Manque de sponsors et défections en série
Pendant plus d’une décennie suite à l’instauration en 1979 d’une République islamique en Iran, les femmes n’avaient pas accès aux compétitions sportives internationales. Dans les années 1990, sous la pression de l’opinion publique et d’un travail de longue haleine des militantes féministes, toujours présentes, les autorités permettent enfin aux femmes de participer aux XIe Jeux asiatiques. Sous certaines conditions : les femmes ne peuvent pas montrer de nudité et doivent porter le voile. Conséquence, le champ des sports autorisés se rétrécie considérablement. Initialement, seul le tir à l’arc est autorisé, mais petit à petit, d’autres domaines passent dans le vert. Désormais, les femmes peuvent concourir aux mondiaux pour les arts martiaux, l’aviron, l’escrime ou encore les échecs.

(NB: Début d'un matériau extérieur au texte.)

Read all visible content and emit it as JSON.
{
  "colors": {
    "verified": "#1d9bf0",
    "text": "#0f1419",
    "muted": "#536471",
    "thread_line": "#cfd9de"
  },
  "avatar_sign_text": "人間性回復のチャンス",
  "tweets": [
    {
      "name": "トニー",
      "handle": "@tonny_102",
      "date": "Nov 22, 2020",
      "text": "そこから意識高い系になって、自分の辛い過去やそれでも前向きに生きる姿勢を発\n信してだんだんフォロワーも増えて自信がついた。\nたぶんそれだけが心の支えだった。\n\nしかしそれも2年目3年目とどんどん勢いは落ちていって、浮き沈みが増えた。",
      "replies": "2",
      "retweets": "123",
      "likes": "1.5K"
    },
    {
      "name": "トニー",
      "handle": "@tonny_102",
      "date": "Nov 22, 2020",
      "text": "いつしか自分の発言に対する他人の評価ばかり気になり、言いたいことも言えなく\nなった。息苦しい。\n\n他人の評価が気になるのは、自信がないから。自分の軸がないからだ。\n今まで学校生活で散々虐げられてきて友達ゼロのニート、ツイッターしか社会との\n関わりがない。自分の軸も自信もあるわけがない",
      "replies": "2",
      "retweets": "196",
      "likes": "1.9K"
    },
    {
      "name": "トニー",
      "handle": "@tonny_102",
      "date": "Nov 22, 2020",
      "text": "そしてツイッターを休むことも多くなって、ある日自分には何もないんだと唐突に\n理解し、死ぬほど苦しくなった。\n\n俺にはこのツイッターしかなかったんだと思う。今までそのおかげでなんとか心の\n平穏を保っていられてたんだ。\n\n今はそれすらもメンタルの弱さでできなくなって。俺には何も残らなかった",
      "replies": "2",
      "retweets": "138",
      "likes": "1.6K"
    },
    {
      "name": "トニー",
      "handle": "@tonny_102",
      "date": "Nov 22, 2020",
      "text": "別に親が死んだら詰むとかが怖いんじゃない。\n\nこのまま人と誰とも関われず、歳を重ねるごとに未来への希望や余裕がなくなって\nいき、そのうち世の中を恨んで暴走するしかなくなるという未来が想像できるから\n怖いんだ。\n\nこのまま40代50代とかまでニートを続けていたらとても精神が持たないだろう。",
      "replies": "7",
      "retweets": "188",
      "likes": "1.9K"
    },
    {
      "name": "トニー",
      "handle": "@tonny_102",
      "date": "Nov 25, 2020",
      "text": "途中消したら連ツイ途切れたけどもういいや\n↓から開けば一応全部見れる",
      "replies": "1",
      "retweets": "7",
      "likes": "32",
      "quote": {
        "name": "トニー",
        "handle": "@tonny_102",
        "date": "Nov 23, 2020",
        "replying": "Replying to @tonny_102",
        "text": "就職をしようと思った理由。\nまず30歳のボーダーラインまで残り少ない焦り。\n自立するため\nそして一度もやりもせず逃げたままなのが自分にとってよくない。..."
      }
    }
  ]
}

Malgré ces avancées, l’égalité entre femmes et hommes athlètes est loin d’être atteinte. D’une part à cause de la pression exercée par les familles pour dissuader les filles de poursuivre une carrière dans les sports. D’autre part à cause des contraintes, notamment vestimentaires, imposées aux femmes par le régime, qui exclut de facto plusieurs sports, comme la natation. Siavosh*, féru d’actualité sportive iranienne, joint par téléphone, soulève un autre problème :
« Les sportives de haut niveau vont souvent avoir du mal à trouver des sponsors. Il y a un vrai manque de sponsors, car il y a peu de volonté de soutenir des femmes ». D’autant que, à en croire les dires de Kimia Alizadeh, la pression des autorités va jusqu’à s’exercer sur la liberté d’expression des athlètes.
De fait, de nombreuses sportives à l’instar d’Alizadeh ont choisi de quitter le pays. Pour n’en citer que quelques-unes, Mina Alizadeh, ex-membre de l’équipe nationale d’Aviron, a choisi de rester à Prague en 2009 où son équipe se trouvait pour les championnats mondiaux. Ou encore Raheleh Asemani, taekwondoïste, partie s’installer en Belgique depuis plusieurs années.
Une démarche que soutient Faezeh Hashemi Rafsanjani, militante et femme politique défendant les droits des femmes, ayant siégé au Parlement iranien de 1993 à 2000. Dans une déclaration sommant le gouvernement iranien à entreprendre des réformes, relayée par la
BBC Persian le 13 janvier 2020, elle réplique :
« Je pense que ces actes de désobéissance civile sont très importants et doivent se généraliser à tous les corps de métier. Le changement a un coût et pour qu’il y ait des réformes, il faut supporter ce coût ».